Edinho esperava o julgamento da apelação em liberdade, por força de uma liminar do Supremo Tribunal Federal (STF).

O advogado de Edinho, Eugênio Malavasi, explicou que o TJ-SP decidiu manter a condenação e recomendou a prisão do goleiro. Malavasi negou que o cliente responda por associação com o tráfico de drogas e aguarda agora a expedição do pedido de prisão por lavagem de dinheiro. A publicação cabe à 1ª Vara Criminal da Praia Grande, na qual tramitou a ação penal. Edinho deve ser preso quando o mandado por publicado. O advogado, no entanto, vai recorrer da decisão.

— Devo entrar com o pedido de habeas corpus daqui a meia hora. Com base no precedente da Suprema Corte, aquele que for condenado em 2ª instância deve ser preso. Mas o Supremo Tribunal de Justiça vem sustentando que, enquanto não estiverem exauridos os recursos, não tem que pedir prisão. Tenho conseguido várias liminares nesse sentido — argumentou Malavasi.

Reincidência


Edinho foi preso com outras 17 pessoas na Operação Indra, em junho de 2005, por envolvimento com uma organização de tráfico de drogas comandada por Ronaldo Duarte Barsotti, o Naldinho, na Baixada Santista.

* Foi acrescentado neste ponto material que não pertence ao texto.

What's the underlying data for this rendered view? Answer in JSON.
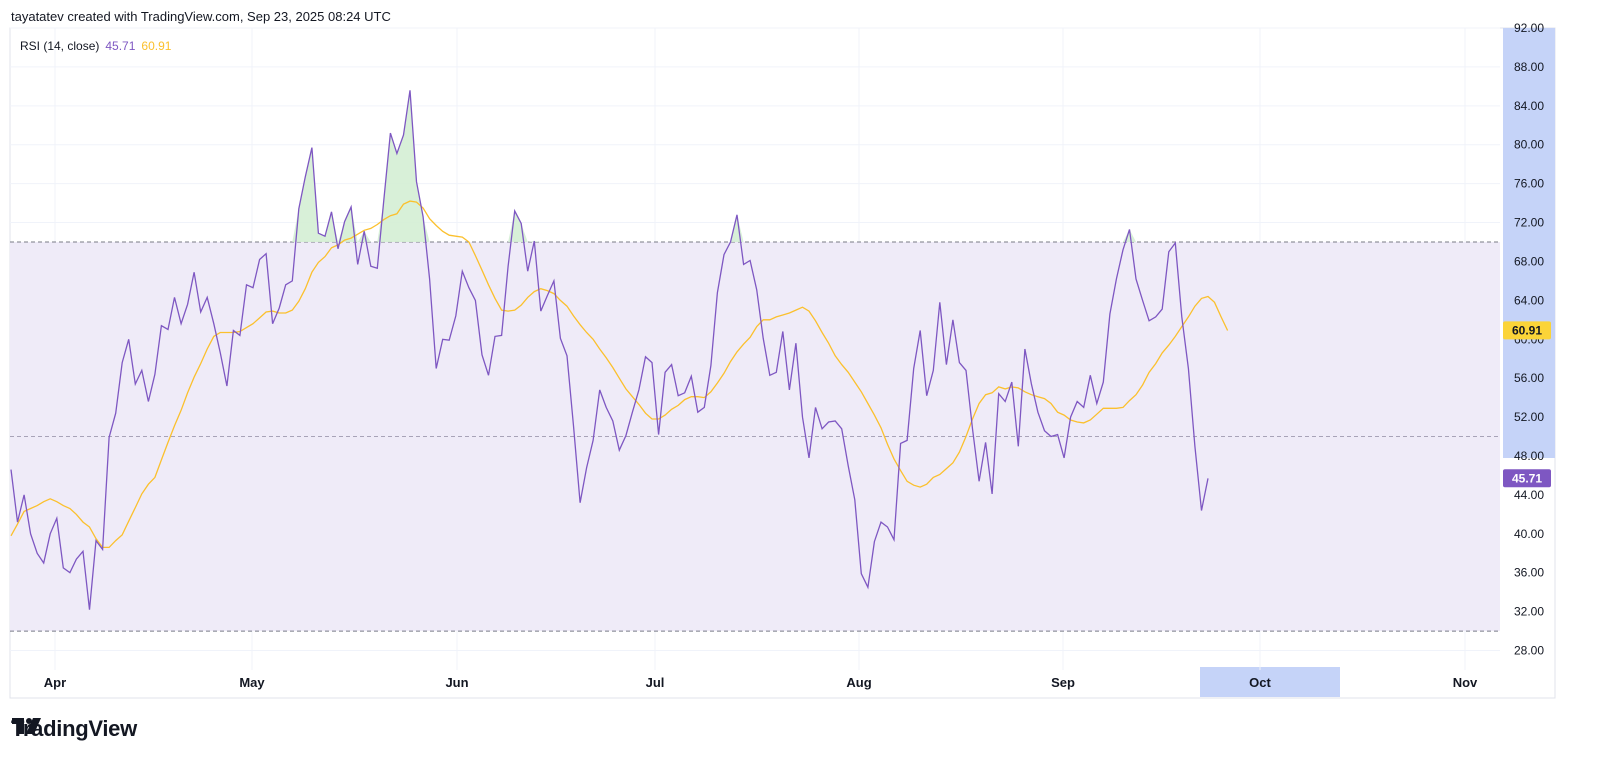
{
  "header": {
    "attribution": "tayatatev created with TradingView.com, Sep 23, 2025 08:24 UTC"
  },
  "legend": {
    "label": "RSI (14, close)",
    "rsi_value": "45.71",
    "ma_value": "60.91"
  },
  "footer": {
    "brand": "TradingView"
  },
  "colors": {
    "rsi_line": "#7e57c2",
    "ma_line": "#fbc02d",
    "band_fill": "#efebf8",
    "overbought_fill": "#d4eed4",
    "axis_highlight": "#c5d3f8",
    "rsi_badge": "#7e57c2",
    "ma_badge": "#fbd438"
  },
  "chart_data": {
    "type": "line",
    "title": "RSI (14, close)",
    "ylim": [
      26,
      92
    ],
    "y_ticks": [
      "92.00",
      "88.00",
      "84.00",
      "80.00",
      "76.00",
      "72.00",
      "68.00",
      "64.00",
      "60.00",
      "56.00",
      "52.00",
      "48.00",
      "44.00",
      "40.00",
      "36.00",
      "32.00",
      "28.00"
    ],
    "x_ticks": [
      "Apr",
      "May",
      "Jun",
      "Jul",
      "Aug",
      "Sep",
      "Oct",
      "Nov"
    ],
    "highlighted_x_tick": "Oct",
    "bands": {
      "upper": 70,
      "middle": 50,
      "lower": 30
    },
    "grid": true,
    "last_values": {
      "rsi": "45.71",
      "ma": "60.91"
    },
    "series": [
      {
        "name": "RSI",
        "values": [
          46.6,
          41.2,
          44.0,
          40.0,
          38.0,
          37.0,
          40.0,
          41.6,
          36.5,
          36.0,
          37.4,
          38.2,
          32.2,
          39.3,
          38.4,
          49.9,
          52.4,
          57.6,
          60.0,
          55.4,
          56.8,
          53.6,
          56.4,
          61.4,
          61.0,
          64.3,
          61.6,
          63.6,
          66.9,
          62.8,
          64.3,
          61.6,
          58.6,
          55.2,
          60.9,
          60.4,
          65.6,
          65.3,
          68.2,
          68.8,
          61.6,
          63.2,
          65.6,
          66.0,
          73.4,
          76.7,
          79.7,
          70.9,
          70.6,
          73.1,
          69.3,
          72.1,
          73.6,
          67.7,
          71.1,
          67.5,
          67.3,
          74.3,
          81.2,
          79.1,
          81.0,
          85.6,
          76.2,
          72.6,
          66.2,
          57.0,
          60.0,
          59.9,
          62.4,
          67.0,
          65.3,
          64.0,
          58.4,
          56.3,
          60.3,
          60.4,
          67.5,
          73.2,
          71.9,
          67.0,
          70.1,
          62.9,
          64.5,
          66.0,
          60.1,
          58.3,
          51.1,
          43.2,
          46.8,
          49.6,
          54.8,
          53.0,
          51.6,
          48.6,
          50.1,
          52.5,
          54.8,
          58.2,
          57.6,
          50.2,
          56.6,
          57.4,
          54.2,
          54.5,
          56.2,
          52.5,
          53.0,
          57.3,
          64.8,
          68.7,
          70.0,
          72.8,
          67.7,
          68.1,
          65.1,
          60.1,
          56.3,
          56.6,
          60.8,
          54.8,
          59.6,
          52.0,
          47.8,
          53.0,
          50.8,
          51.5,
          51.6,
          50.8,
          47.0,
          43.5,
          35.9,
          34.5,
          39.2,
          41.2,
          40.7,
          39.4,
          49.3,
          49.6,
          57.0,
          60.9,
          54.2,
          56.8,
          63.8,
          57.4,
          62.0,
          57.6,
          56.8,
          50.8,
          45.4,
          49.4,
          44.1,
          54.4,
          53.6,
          55.6,
          49.0,
          59.0,
          55.4,
          52.5,
          50.6,
          50.0,
          50.2,
          47.8,
          52.0,
          53.6,
          53.0,
          56.3,
          53.4,
          55.6,
          62.6,
          66.2,
          69.2,
          71.3,
          66.2,
          64.0,
          61.9,
          62.3,
          63.1,
          69.0,
          69.9,
          62.3,
          57.0,
          49.0,
          42.4,
          45.7
        ]
      },
      {
        "name": "RSI-based MA",
        "values": [
          39.8,
          41.0,
          42.3,
          42.6,
          42.9,
          43.3,
          43.6,
          43.3,
          42.9,
          42.6,
          42.0,
          41.2,
          40.7,
          39.5,
          38.6,
          38.6,
          39.3,
          39.9,
          41.3,
          42.7,
          44.1,
          45.1,
          45.8,
          47.6,
          49.4,
          51.1,
          52.7,
          54.5,
          56.1,
          57.5,
          59.0,
          60.3,
          60.7,
          60.7,
          60.7,
          60.8,
          61.2,
          61.6,
          62.2,
          62.8,
          62.9,
          62.7,
          62.7,
          63.0,
          63.9,
          65.2,
          66.9,
          67.9,
          68.5,
          69.4,
          69.7,
          70.2,
          70.4,
          70.8,
          71.2,
          71.4,
          71.8,
          72.3,
          72.7,
          72.9,
          73.9,
          74.2,
          74.1,
          73.5,
          72.4,
          71.7,
          71.1,
          70.7,
          70.6,
          70.5,
          70.0,
          68.6,
          67.1,
          65.6,
          64.2,
          63.0,
          62.9,
          63.0,
          63.5,
          64.3,
          64.9,
          65.2,
          65.0,
          64.7,
          64.0,
          63.4,
          62.4,
          61.5,
          60.7,
          60.0,
          59.0,
          58.1,
          57.1,
          56.0,
          54.9,
          54.1,
          53.3,
          52.4,
          51.8,
          51.8,
          52.2,
          52.8,
          53.2,
          53.8,
          54.1,
          54.1,
          54.0,
          54.6,
          55.5,
          56.5,
          57.7,
          58.7,
          59.5,
          60.2,
          61.3,
          62.0,
          62.0,
          62.3,
          62.5,
          62.7,
          63.0,
          63.3,
          62.9,
          61.9,
          60.7,
          59.6,
          58.3,
          57.4,
          56.6,
          55.6,
          54.6,
          53.4,
          52.2,
          50.9,
          49.2,
          47.7,
          46.5,
          45.4,
          45.0,
          44.8,
          45.1,
          45.8,
          46.1,
          46.7,
          47.3,
          48.4,
          50.0,
          51.8,
          53.4,
          54.3,
          54.5,
          55.1,
          54.9,
          55.1,
          55.0,
          54.6,
          54.3,
          54.1,
          53.9,
          53.4,
          52.5,
          52.2,
          51.7,
          51.5,
          51.4,
          51.7,
          52.3,
          52.9,
          52.9,
          52.9,
          53.0,
          53.7,
          54.3,
          55.3,
          56.6,
          57.5,
          58.6,
          59.4,
          60.3,
          61.3,
          62.3,
          63.4,
          64.2,
          64.4,
          63.8,
          62.3,
          60.9
        ]
      }
    ]
  }
}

Ele chegou a cumprir seis meses de prisão provisória, mas foi solto por decisão do STF. Na ocasião, o filho de Pelé estava detido na cadeia anexa do 5º DP de Santos e chegou a ser transferido para o Centro de Detenção Provisória (CDP) de São Vicente.

A ação que condenou Edinho também aplicou pena a Maurício Louzada Ghelardi, mais conhecido como Soldado, e a Nicolau Aun Júnio, o Véio, por lavagem de dinheiro. Além dos três, Clóvis Ribeiro, o Nai, e Naldinho também foram condenados. O primeiro teve a sua prisão preventiva decretada no decorrer do processo e o segundo está foragido, sem paradeiro conhecido há mais de cinco anos.

Todos tiveram as penas reduzidas: Nai, para 15 anos de reclusão; Soldado e Nick, para 11 anos e quatro meses.